DB supports the position in favour of legally binding agreements and commitments. However, there are
some practical implications with the RTS as currently drafted that could be unnecessary onerous.
First, given the number of legal entities within large cross-border financial services groups, requiring
each and every liquidity line to be regularly reviewed and supported by an external legal opinion will be
a costly and time intensive process, which is not proportional. The EBA should consider amending the
requirement to accommodate the principle of proportionality. One possible solution would be for the
EBA to consider allowing intragroup support agreements to be reviewed by a firm’s internal legal
department. This would be in line with other special treatment requirements under the LCR, e.g. the
European Central Bank (ECB) explicitly allows a legal opinion by an internal legal department with
regard to the liquidity waiver requirement of Art. 8(1)(c) CRR on contracts that provide the free
movement of funds between the group entities2.In addition, the EBA clarified that the legal opinions on
risk mitigation instruments need not be obtained from an external legal counsel. As long as it is
independent, written and reasoned, the opinion may also be provided by an internal legal counsel3.

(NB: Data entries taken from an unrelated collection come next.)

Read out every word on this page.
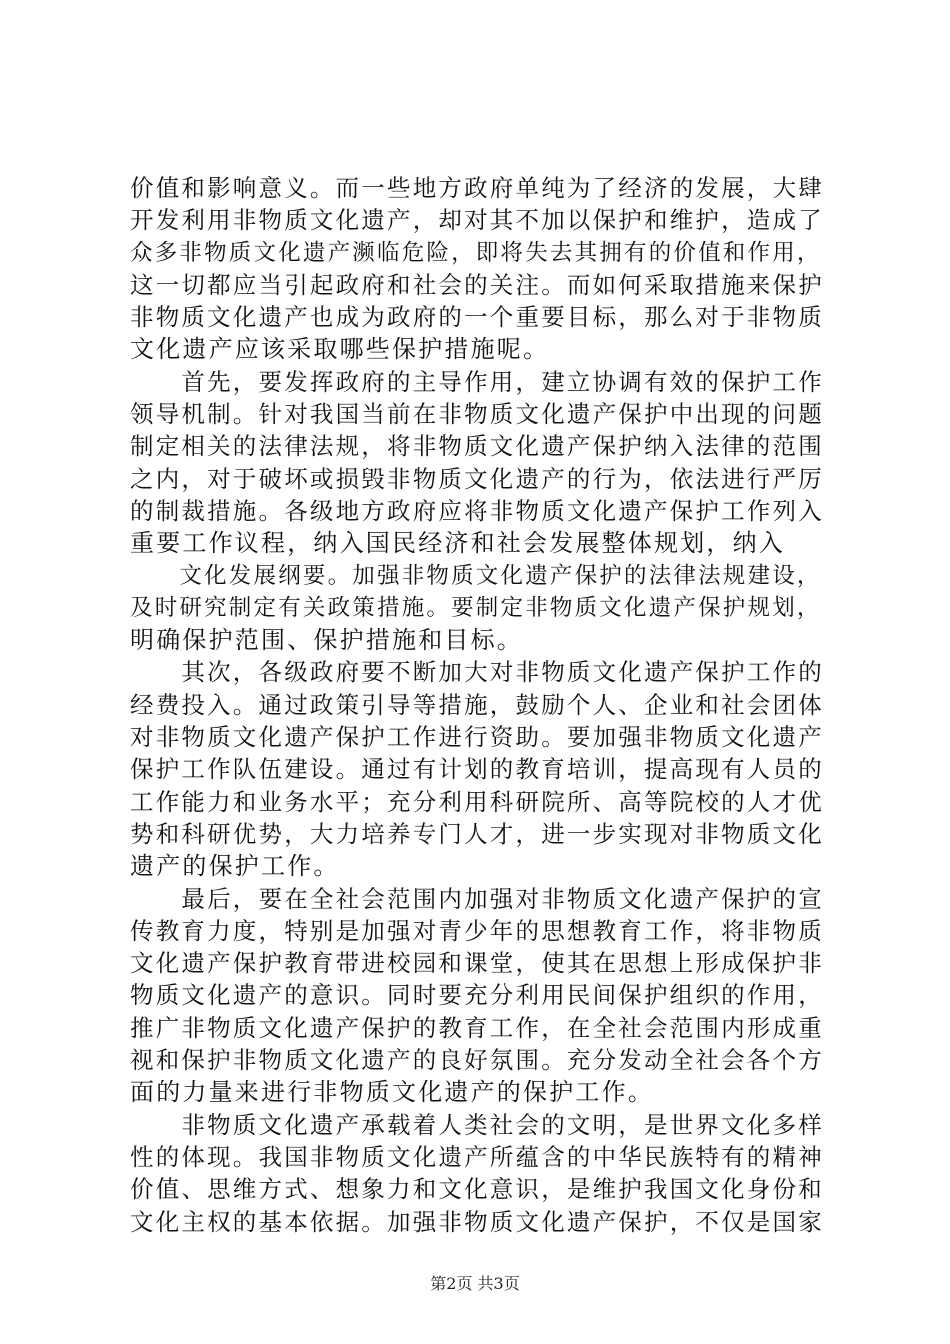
价值和影响意义。而一些地方政府单纯为了经济的发展，大肆
开发利用非物质文化遗产，却对其不加以保护和维护，造成了
众多非物质文化遗产濒临危险，即将失去其拥有的价值和作用，
这一切都应当引起政府和社会的关注。而如何采取措施来保护
非物质文化遗产也成为政府的一个重要目标，那么对于非物质
文化遗产应该采取哪些保护措施呢。
　　首先，要发挥政府的主导作用，建立协调有效的保护工作
领导机制。针对我国当前在非物质文化遗产保护中出现的问题
制定相关的法律法规，将非物质文化遗产保护纳入法律的范围
之内，对于破坏或损毁非物质文化遗产的行为，依法进行严厉
的制裁措施。各级地方政府应将非物质文化遗产保护工作列入
重要工作议程，纳入国民经济和社会发展整体规划，纳入
　　文化发展纲要。加强非物质文化遗产保护的法律法规建设，
及时研究制定有关政策措施。要制定非物质文化遗产保护规划，
明确保护范围、保护措施和目标。
　　其次，各级政府要不断加大对非物质文化遗产保护工作的
经费投入。通过政策引导等措施，鼓励个人、企业和社会团体
对非物质文化遗产保护工作进行资助。要加强非物质文化遗产
保护工作队伍建设。通过有计划的教育培训，提高现有人员的
工作能力和业务水平；充分利用科研院所、高等院校的人才优
势和科研优势，大力培养专门人才，进一步实现对非物质文化
遗产的保护工作。
　　最后，要在全社会范围内加强对非物质文化遗产保护的宣
传教育力度，特别是加强对青少年的思想教育工作，将非物质
文化遗产保护教育带进校园和课堂，使其在思想上形成保护非
物质文化遗产的意识。同时要充分利用民间保护组织的作用，
推广非物质文化遗产保护的教育工作，在全社会范围内形成重
视和保护非物质文化遗产的良好氛围。充分发动全社会各个方
面的力量来进行非物质文化遗产的保护工作。
　　非物质文化遗产承载着人类社会的文明，是世界文化多样
性的体现。我国非物质文化遗产所蕴含的中华民族特有的精神
价值、思维方式、想象力和文化意识，是维护我国文化身份和
文化主权的基本依据。加强非物质文化遗产保护，不仅是国家
第2页 共3页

Secondly, we would welcome further clarification related to Article 3a; “They shall repeat this review on
a regular basis and shall draw on an external written and reasoned legal opinion.” As part of the regular
reviews, is it the intention of the EBA that a new legal opinion be secured every time each intragroup
liquidity facility is reviewed? In addition, we would welcome further clarification on “It shall be
specifically dedicated to the application of the preferential treatment and available on demand” as this
text is unclear.
Thirdly, it would be helpful for further clarification regarding Article 3C; “The amount of the facility shall
not be revised without the prior consent of the relevant competent authority” Amending the amount of
intragroup liquidity facilities is a practical aspect of day to day liquidity risk management, therefore it
seems unreasonable and overly intrusive to require regulatory approval each time an intragroup facility
is amended. This would be especially burdensome during a stress event where speed of action is
paramount. Intragroup liquidity lines and their potential use in stress forms part of the firm’s recovery
planning, which is the sole responsibility of the firm. Regulatory approval for these will delay the
effectiveness of invoking mitigating contingency actions (which could include increasing committed
intragroup liquidity facilities). This delay can potentially exacerbate a liquidity stress. We would strongly suggest that the text should be amended to require firms to notify the relevant competent authority of a
material change in the amount of any facility on an annual basis as part of the ILAAP submission

Question 3: Do respondents agree with the specifications of the criterion relating to liquidity risk management of the liquidity provider?

We generally agree with the specification set out in the RTS, although some of the criteria related to the liquidity provider will require some operational adjustments to systems.